Présentation
Électrique
billet en ligne
Photo Régis Golay © Archipel, 2013

La vraie révolution sonore du XXe siècle, nous la devons à l’électricité. L’électronique et l’informatique n’en sont que l’épiphénomène. Étincelle qui jaillit entre les électrodes d’un arc à souder, l’électricité a créé des alliages esthétiques imprévus. Musique, danse, installation, radiophonie, art et divertissement, fusionnant dans un même métal.

SOUS TENSION

Dimanche 17 mars, on ouvre grand les portes de la Maison Communale de Plainpalais où se déroulent des dizaines de courts événements qui s’enchaînent sans discontinuer. Le public circule librement dans les salles pour y découvrir Compost électronique, installation de Mario Lorenzo qui recycle nos déchets électroniques, et les étranges machines robotiques de Felix Thorn, brinquebalantes, ludiques et sonores. L’ensemble de percussions Eklekto joue Zappa, Lang, Pape, dans une débauche de pulsations.
Trois spectacles chorégraphiques rythment la journée. Les corps y sont mis sous tension. The Boiling Point de Daniel Zea/Lucie Eidenbenz est un cygne exécutant une pole-dance dans la vapeur de cent bouilloires commandées par Max-MSP. Levante de Carlo Ciceri/Lorena Dozio explore la lévitation d’un corps soumis à des champs électriques. Collision hétérogène de Marc Garcia/Amandine Bajou voit danser un couple sur un vieux piano dont l’amplification restitue les cris.

CHAISE ÉLECTRIQUE

Il l’avait d’abord appelé Electric Chair Music : Time & Motion Study II, de Brian Ferneyhough, est l’archétype de la musique cybernétique, l’instrument truffé de prothèses électriques, hyperconnecté. Le cyborg-violoncelliste Arne Deforce s’y grille, et crée aussi Foris de Raphaël Cendo qui emprunte son dispositif à Ferneyhough, ce qui permet de mesurer l’incroyable sophistication atteinte par la transformation électronique en quarante ans. L’électricité comme solution au problème de virtuosité ? La dernière mesure de Nomos alpha de Xenakis est injouable sans re-recording, Ruben Sverre Gjertsen en étend le principe dans sa création Psi pour violoncelle et électronique.

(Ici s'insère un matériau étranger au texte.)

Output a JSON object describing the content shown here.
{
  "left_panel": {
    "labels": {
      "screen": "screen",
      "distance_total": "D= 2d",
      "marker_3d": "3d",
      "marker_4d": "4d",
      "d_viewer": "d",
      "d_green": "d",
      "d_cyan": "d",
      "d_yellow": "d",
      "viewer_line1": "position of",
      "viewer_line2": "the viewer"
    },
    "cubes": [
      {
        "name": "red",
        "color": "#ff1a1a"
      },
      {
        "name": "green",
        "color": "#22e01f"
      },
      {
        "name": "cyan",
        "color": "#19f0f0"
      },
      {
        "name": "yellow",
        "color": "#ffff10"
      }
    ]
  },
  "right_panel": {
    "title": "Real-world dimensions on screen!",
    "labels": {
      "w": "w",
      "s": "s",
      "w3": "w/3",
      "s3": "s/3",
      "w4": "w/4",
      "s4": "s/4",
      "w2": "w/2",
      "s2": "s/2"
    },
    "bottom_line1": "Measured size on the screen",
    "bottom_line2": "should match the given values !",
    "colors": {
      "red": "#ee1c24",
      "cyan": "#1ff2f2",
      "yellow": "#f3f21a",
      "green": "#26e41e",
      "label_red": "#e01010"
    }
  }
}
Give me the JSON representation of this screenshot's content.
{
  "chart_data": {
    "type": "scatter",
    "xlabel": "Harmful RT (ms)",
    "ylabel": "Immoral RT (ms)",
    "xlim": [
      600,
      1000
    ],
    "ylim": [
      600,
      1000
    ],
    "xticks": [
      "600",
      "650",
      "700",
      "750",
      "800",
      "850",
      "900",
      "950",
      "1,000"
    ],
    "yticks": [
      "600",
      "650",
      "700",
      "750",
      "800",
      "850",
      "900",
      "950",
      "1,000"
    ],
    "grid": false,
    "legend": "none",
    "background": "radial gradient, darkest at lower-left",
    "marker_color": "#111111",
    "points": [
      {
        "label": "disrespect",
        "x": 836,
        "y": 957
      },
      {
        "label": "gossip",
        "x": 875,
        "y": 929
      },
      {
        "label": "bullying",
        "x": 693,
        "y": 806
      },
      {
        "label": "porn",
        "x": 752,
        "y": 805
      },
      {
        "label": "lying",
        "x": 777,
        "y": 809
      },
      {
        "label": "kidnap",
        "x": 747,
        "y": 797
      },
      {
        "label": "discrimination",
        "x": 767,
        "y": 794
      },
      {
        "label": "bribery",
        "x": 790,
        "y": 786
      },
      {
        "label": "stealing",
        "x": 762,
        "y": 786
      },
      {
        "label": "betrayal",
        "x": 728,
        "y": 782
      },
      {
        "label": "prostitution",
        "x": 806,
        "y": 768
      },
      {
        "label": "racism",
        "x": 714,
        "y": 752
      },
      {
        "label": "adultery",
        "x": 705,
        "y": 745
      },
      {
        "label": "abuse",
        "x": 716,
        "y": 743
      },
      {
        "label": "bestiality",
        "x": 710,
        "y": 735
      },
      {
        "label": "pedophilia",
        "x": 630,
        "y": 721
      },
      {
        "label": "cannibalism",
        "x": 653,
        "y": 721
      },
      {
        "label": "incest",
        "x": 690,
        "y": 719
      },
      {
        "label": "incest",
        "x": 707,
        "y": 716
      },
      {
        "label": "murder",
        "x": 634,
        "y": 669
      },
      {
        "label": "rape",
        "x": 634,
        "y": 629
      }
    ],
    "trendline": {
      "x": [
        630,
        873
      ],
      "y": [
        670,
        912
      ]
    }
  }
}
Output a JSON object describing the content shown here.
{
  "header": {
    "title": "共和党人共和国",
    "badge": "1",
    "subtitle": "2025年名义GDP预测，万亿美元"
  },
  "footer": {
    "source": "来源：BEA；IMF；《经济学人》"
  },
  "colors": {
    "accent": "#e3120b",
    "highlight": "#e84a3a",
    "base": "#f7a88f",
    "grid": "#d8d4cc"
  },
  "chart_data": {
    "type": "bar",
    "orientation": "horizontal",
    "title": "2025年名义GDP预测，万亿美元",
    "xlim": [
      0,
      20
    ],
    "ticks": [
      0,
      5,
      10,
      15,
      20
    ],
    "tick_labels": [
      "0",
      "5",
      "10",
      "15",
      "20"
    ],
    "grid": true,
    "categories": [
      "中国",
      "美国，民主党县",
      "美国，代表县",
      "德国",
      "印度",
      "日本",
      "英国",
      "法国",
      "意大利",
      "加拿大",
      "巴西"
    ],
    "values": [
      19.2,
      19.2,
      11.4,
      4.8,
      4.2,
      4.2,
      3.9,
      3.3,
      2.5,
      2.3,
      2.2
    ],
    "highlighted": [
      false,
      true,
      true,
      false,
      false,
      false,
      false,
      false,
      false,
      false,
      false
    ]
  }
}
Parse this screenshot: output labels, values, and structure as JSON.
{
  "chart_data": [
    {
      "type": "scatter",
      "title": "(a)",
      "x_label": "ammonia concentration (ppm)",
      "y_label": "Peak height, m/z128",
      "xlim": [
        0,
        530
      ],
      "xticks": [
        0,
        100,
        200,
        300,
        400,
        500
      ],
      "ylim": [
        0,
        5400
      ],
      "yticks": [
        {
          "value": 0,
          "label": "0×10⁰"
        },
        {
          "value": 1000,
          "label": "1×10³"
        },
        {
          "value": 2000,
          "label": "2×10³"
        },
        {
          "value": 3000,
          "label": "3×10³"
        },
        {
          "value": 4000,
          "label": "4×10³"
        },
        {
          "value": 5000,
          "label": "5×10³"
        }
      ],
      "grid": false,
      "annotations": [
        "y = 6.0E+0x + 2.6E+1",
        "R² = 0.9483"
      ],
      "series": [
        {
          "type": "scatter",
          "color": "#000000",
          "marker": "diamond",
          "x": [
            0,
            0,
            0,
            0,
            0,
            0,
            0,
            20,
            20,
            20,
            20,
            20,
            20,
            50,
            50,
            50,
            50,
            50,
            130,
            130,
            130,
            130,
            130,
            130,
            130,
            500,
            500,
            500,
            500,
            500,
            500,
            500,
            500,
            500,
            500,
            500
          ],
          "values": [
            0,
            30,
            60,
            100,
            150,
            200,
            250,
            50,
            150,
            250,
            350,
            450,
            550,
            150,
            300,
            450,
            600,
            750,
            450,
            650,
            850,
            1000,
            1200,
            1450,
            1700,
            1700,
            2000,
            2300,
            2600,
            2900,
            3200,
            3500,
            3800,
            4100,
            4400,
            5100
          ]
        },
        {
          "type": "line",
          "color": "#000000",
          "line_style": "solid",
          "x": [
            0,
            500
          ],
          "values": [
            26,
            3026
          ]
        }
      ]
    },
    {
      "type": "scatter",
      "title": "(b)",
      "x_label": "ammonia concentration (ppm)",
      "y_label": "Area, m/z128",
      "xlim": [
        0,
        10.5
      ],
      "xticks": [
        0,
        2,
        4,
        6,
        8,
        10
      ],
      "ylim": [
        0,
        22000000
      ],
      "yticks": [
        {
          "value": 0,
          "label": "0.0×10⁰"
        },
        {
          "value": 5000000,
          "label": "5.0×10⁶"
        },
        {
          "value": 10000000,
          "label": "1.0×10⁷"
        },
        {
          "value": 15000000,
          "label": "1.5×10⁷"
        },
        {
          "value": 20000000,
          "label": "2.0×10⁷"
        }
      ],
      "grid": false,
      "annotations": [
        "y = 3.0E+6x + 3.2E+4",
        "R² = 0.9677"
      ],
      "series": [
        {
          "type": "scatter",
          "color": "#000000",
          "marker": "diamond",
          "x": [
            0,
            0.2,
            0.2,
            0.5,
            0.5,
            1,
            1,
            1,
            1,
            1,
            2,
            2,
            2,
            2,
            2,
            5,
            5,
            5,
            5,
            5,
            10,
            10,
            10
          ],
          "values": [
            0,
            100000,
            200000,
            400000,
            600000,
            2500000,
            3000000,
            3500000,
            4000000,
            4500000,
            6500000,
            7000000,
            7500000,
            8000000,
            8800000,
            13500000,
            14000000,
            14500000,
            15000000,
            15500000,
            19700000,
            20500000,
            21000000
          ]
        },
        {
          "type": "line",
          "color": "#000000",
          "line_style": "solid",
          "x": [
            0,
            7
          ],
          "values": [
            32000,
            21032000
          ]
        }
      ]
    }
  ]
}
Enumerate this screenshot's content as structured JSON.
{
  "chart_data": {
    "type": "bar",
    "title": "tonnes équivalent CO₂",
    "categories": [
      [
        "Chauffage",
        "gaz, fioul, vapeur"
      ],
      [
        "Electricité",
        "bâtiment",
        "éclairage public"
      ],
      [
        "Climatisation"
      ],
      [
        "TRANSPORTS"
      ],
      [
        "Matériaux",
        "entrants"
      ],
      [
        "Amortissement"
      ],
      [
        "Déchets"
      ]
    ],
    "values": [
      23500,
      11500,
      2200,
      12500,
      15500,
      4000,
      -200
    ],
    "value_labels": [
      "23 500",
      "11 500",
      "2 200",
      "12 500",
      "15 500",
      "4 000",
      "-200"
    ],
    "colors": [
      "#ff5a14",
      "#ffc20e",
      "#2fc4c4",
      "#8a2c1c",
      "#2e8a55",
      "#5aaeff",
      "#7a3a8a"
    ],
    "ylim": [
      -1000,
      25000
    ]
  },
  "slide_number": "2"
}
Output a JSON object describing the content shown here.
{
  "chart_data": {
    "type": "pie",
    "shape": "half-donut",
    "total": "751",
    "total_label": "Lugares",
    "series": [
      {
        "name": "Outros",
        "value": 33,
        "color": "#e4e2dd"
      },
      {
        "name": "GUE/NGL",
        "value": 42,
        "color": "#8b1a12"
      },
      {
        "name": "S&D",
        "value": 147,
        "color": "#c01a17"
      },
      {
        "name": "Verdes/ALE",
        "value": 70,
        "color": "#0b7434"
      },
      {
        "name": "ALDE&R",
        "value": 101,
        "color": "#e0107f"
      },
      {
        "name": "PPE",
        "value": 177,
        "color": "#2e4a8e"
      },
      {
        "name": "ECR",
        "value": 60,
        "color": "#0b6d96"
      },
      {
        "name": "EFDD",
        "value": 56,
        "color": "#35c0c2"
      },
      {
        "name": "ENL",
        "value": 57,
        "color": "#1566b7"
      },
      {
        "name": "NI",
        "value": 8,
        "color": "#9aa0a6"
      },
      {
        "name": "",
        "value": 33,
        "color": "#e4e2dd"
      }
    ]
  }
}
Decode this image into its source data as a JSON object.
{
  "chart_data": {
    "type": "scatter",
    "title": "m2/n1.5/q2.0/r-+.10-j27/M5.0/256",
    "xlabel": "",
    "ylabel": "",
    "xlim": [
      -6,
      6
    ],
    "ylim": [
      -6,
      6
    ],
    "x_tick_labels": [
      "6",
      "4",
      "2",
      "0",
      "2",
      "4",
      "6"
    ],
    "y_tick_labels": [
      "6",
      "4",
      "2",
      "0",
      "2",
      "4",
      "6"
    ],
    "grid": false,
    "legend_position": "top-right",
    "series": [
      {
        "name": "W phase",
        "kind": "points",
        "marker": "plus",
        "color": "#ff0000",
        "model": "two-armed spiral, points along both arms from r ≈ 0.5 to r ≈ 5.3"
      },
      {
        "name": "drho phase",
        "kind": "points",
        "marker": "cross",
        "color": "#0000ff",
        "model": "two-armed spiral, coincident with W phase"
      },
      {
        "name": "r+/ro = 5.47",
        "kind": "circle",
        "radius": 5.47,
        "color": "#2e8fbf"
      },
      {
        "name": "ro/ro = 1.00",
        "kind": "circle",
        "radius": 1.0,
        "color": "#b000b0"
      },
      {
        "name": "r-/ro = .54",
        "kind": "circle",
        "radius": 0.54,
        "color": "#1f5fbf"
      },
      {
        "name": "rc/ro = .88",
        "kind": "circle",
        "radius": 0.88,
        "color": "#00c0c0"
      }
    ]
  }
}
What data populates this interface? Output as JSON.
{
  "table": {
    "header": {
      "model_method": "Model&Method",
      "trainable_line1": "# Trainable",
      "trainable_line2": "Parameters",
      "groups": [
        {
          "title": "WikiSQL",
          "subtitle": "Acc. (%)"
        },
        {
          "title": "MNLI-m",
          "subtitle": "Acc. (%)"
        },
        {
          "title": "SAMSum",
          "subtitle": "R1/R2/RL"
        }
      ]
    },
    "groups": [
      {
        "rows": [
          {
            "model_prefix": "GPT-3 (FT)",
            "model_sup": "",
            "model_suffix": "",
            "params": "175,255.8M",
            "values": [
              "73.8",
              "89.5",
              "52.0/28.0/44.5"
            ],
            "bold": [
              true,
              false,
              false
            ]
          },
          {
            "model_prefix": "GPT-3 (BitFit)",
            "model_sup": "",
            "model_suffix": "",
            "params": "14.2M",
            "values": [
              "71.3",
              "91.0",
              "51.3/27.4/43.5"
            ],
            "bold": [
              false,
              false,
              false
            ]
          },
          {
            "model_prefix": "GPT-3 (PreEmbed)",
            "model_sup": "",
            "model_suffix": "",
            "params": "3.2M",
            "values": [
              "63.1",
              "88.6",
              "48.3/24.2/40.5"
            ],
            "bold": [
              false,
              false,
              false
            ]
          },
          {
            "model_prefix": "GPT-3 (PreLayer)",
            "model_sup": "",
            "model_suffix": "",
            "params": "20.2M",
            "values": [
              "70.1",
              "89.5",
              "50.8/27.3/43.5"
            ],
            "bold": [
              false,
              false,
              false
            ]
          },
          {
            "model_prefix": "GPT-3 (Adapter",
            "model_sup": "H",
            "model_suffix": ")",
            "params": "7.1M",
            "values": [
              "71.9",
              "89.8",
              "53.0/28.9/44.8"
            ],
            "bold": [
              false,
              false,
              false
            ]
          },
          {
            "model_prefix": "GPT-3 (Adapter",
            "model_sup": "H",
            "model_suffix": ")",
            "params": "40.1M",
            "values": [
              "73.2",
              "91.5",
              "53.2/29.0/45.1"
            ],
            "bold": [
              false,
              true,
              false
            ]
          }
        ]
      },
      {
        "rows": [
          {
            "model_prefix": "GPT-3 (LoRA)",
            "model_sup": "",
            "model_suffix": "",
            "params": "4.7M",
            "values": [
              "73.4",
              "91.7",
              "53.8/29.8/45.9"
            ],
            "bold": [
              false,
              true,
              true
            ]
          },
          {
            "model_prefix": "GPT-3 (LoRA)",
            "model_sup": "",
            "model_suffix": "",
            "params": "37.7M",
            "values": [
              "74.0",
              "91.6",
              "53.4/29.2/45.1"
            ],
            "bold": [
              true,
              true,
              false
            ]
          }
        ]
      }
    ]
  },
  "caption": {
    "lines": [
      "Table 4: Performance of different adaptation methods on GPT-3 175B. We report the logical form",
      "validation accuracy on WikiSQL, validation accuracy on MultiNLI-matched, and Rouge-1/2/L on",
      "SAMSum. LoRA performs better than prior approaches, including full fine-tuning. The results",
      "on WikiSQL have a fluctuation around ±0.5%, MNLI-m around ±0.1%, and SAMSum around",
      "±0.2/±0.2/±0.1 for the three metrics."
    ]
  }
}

Enfin les « Papier à musique », courts métrages de Yann Pröfrock rappellent l’importance de la trace écrite dans ce monde de la connexion instantanée.
Tous ces événements sont présentés en continu : Y a de l’électricité dans l’ère, No Satisfaction, Corps sous tension, Chaise électrique, Papier à musique (MCP le 17.3 de 11h à 17h).

ELECTRIC KITCHEN

Le climax de cette journée exceptionnelle est l’hommage de Sebastian Rivas au mythique album de Miles Davis Kind of Blue. Cet enregistrement auquel participent, durant trois jours d’improvisations, John Coltrane et Bill Evans, eut un impact dépassant largement le monde du jazz. Rivas y voit la naissance du minimalisme, la fin du développement classique. C’est dans ce studio Columbia de New York en 1959, puis dans la Factory de Warhol dans les années 60, puis à la Kitchen où jouent les Répétitifs que naît ce pop-art nouveau achevant de brouiller les frontières du savant et du populaire.
Évoquant l’esprit de ces temples new yorkais, Rivas mêle ses créations, l’électronique, à des arrangements de Davis, Velvet Underground, King Crimson, Reich, Riley, La Monte Young dans un concert de l’ensemble Ars Nova (MCP le 17.3 à 17h).

NOUVEAUX COURANTS

Comme chaque année les étudiants des Hautes Écoles de Musique de Genève et Zürich présentent leurs créations dans les Ateliers Cosmopolites. Découverte d’une jeune génération pour qui l’électricité, l’électronique et l’informatique sont au cœur de la pensée musicale (Pitoëff les 20 et 21.3 à 18h). Puis les trois lauréats du 10e Concours Ferrari créeront leurs Hörspielen. Correspondances sonores écrites en 5.1 plutôt qu’à la plume d’oie (Pitoëff le 22.3 à 18h).